How to tell if a code is lossless

Solution 1:

The property you are looking for is called unique decodability, usually abbreviated to UD. There is a fairly simple algorithm which decides whether a code is UD. The idea is essentially to perform a breadth-first search for two strings which code the same way; in your example ac and cb.

Let $S = \def\w#1{\mathtt{#1}}\{\w{010}, \w{001}, \w{01}\}$, as in your example. These words are called code words. We want to find two sequences of code words whose concatenations are the same.

There is a simple theorem that says that this is impossible unless one code word is a prefix of another. (Otherwise, any concatenation of code words begins with exactly one of the code words, and this must be the first word from which it was composed.) So start by finding two words, one of which is a prefix of another; if there is none, the code is UD. In your example we find 01 and 010. Then we write $$\w{01}x = \w{010}y$$ and try to solve for $x$ and $y$. It is clear that $x$ must begin with 0, so we have either $x=\w{01}x'$ or $x = \w{001}x'$:
$$\begin{array}{lrl} \w{01}\,&\w{01}\,x' & = \w{010}\,y\\ \w{01}\,&\w{001}\,x' & = \w{010}\,y \end{array}$$

We may in general have to examine both of these possibilities. Examining the first of these, we see $\w{0101}x' = \w{010}y$, so $y$ must begin with 1, which is impossible, since no code word begins with 1, so we discard this equation. Examining the second equation instead, we see $\w{01}\ \w{001} x' = \w{010} y$, so $y$ must begin with 01. It must therefore be either 010 or 01. We recognize immediately that $y=\w{01}$ and $x'=\w{}$ solves the equation, and stop, having discovered that 01 001 = 010 01.

The formal statement of the algorithm has a queue of unexamined equations, each of the type $pv_1 = psv_2$ as above, where $p$ is a common prefix. This equation is represented in the algorithm with the single string $s$. For example, the equation we had above with $\w{01}\,\w{001}\,x'=\w{010}\,y$ has $p=\w{010}$ and $s=\w{01}$ and is represented in the algorithm as the string $\w{01}$.

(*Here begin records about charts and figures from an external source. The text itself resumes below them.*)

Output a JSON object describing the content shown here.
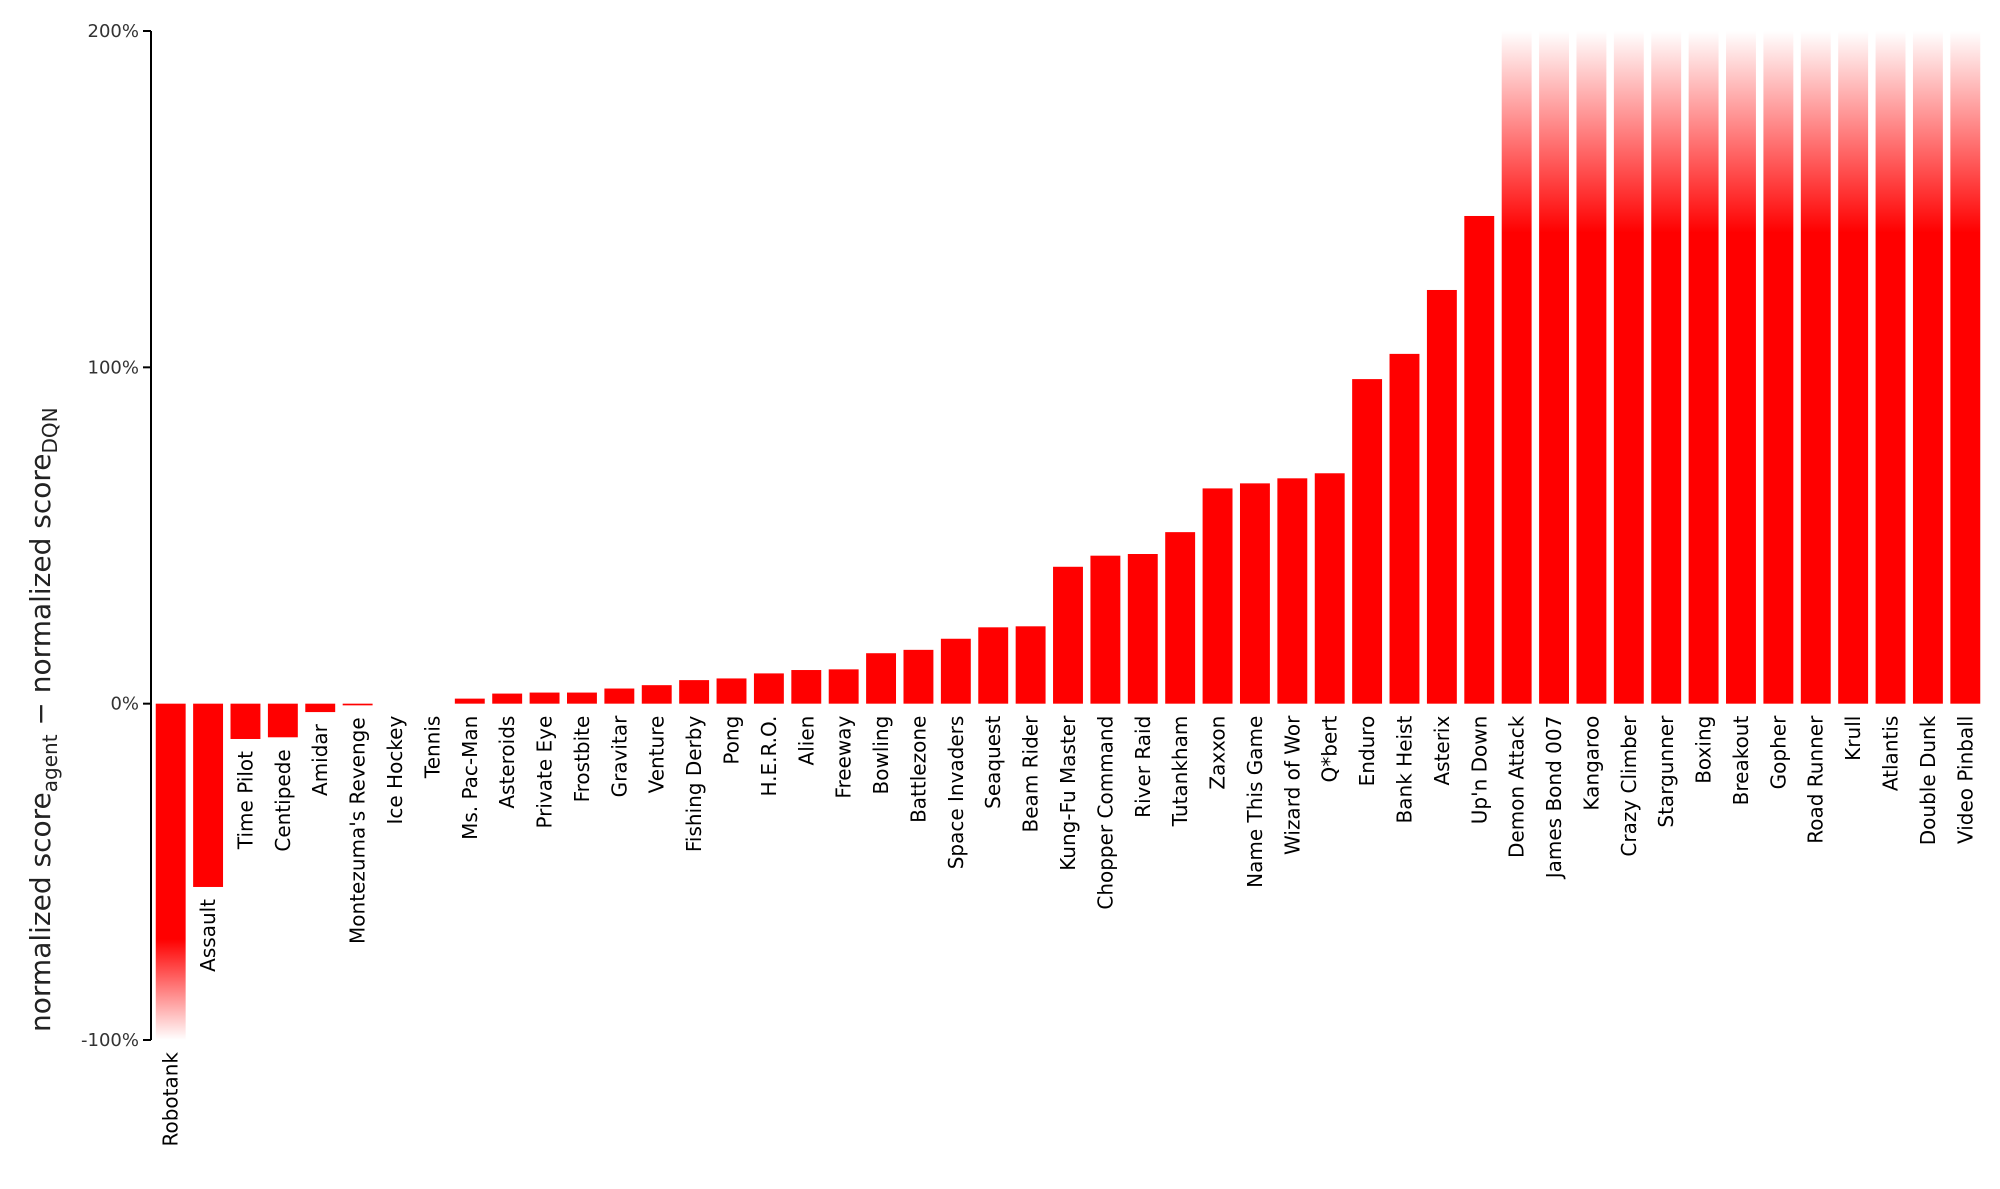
{
  "chart_data": {
    "type": "bar",
    "ylabel": {
      "prefix": "normalized score",
      "sub1": "agent",
      "middle": " − normalized score",
      "sub2": "DQN"
    },
    "yticks": [
      {
        "value": -100,
        "label": "-100%"
      },
      {
        "value": 0,
        "label": "0%"
      },
      {
        "value": 100,
        "label": "100%"
      },
      {
        "value": 200,
        "label": "200%"
      }
    ],
    "ylim": [
      -100,
      200
    ],
    "bar_color": "#ff0000",
    "clipped_fade": true,
    "categories": [
      "Robotank",
      "Assault",
      "Time Pilot",
      "Centipede",
      "Amidar",
      "Montezuma's Revenge",
      "Ice Hockey",
      "Tennis",
      "Ms. Pac-Man",
      "Asteroids",
      "Private Eye",
      "Frostbite",
      "Gravitar",
      "Venture",
      "Fishing Derby",
      "Pong",
      "H.E.R.O.",
      "Alien",
      "Freeway",
      "Bowling",
      "Battlezone",
      "Space Invaders",
      "Seaquest",
      "Beam Rider",
      "Kung-Fu Master",
      "Chopper Command",
      "River Raid",
      "Tutankham",
      "Zaxxon",
      "Name This Game",
      "Wizard of Wor",
      "Q*bert",
      "Enduro",
      "Bank Heist",
      "Asterix",
      "Up'n Down",
      "Demon Attack",
      "James Bond 007",
      "Kangaroo",
      "Crazy Climber",
      "Stargunner",
      "Boxing",
      "Breakout",
      "Gopher",
      "Road Runner",
      "Krull",
      "Atlantis",
      "Double Dunk",
      "Video Pinball"
    ],
    "values": [
      -100,
      -54.5,
      -10.5,
      -10,
      -2.5,
      -0.5,
      0,
      0,
      1.5,
      3,
      3.3,
      3.3,
      4.5,
      5.5,
      7,
      7.5,
      9,
      10,
      10.2,
      15,
      16,
      19.3,
      22.7,
      23,
      40.7,
      44,
      44.5,
      51,
      64,
      65.5,
      67,
      68.5,
      96.5,
      104,
      123,
      145,
      200,
      200,
      200,
      200,
      200,
      200,
      200,
      200,
      200,
      200,
      200,
      200,
      200
    ]
  }
}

The complete description is:


  1. Initialization: For each pair of code words $c_1$ and $c_2$ with $c_1s = c_2$, put $s$ in the queue.
  2. Main loop: Repeat the following until termination:
    • If the queue is empty, halt. The code is uniquely-decodable.
    • Otherwise:
      1. Take an item $s$ from the queue.
      2. For each code word $c$:
        • If $c = s$, halt. The code is not uniquely-decodable.
        • If $cs' = s$, and $s'$ has not been seen before, queue $s'$.
        • If $c = ss'$, and $s'$ has not been seen before, queue $s'$.

There is no requirement to use a queue; the items could be taken from it in FIFO order, or any other order, and the algorithm will still function. I am not aware of any performance guarantees that result from using a queue.

It's not hard to annotate each queue item with the two code word sequences that reached it, so that when the algorithm terminates with a non-UD code, it has constructed an example of two sequences of code words with identical concatenations. Here is some Perl code I wrote that does this.

Solution 2:

Thats kind of hard for a general code but you can use the Sardinas-Patterson algorithm.

The algorithm generates all possible "dangling suffixes" and checks to see if any of them is a codeword. A dangling suffix is the bits that are "left over" when you compare two similar sequences of your code. If you want your code to be decodable, there can be no dangling suffixes that are codewords.

In your example, if we compare "ac" and "c" we get

ac = 01001
c  = 01

As you can see, ac is three bits longer than c, those bits (001) are the dangling suffix. And since 001 is also a codeword, the code is not uniquely decodable.

In a real life scenario though, we would probably use prefix codes instead of general codes since they are just as effective, faster and guaranteed to be uniquely decodable.

Solution 3:

I think, simple answer will be to check for Prefix, Suffix codes. If the code words follow these properties they are uniquely decodable hence loss less. Huffman coding is best example of prefix coding. plz tell me if you want to know more and correct me if I am wrong.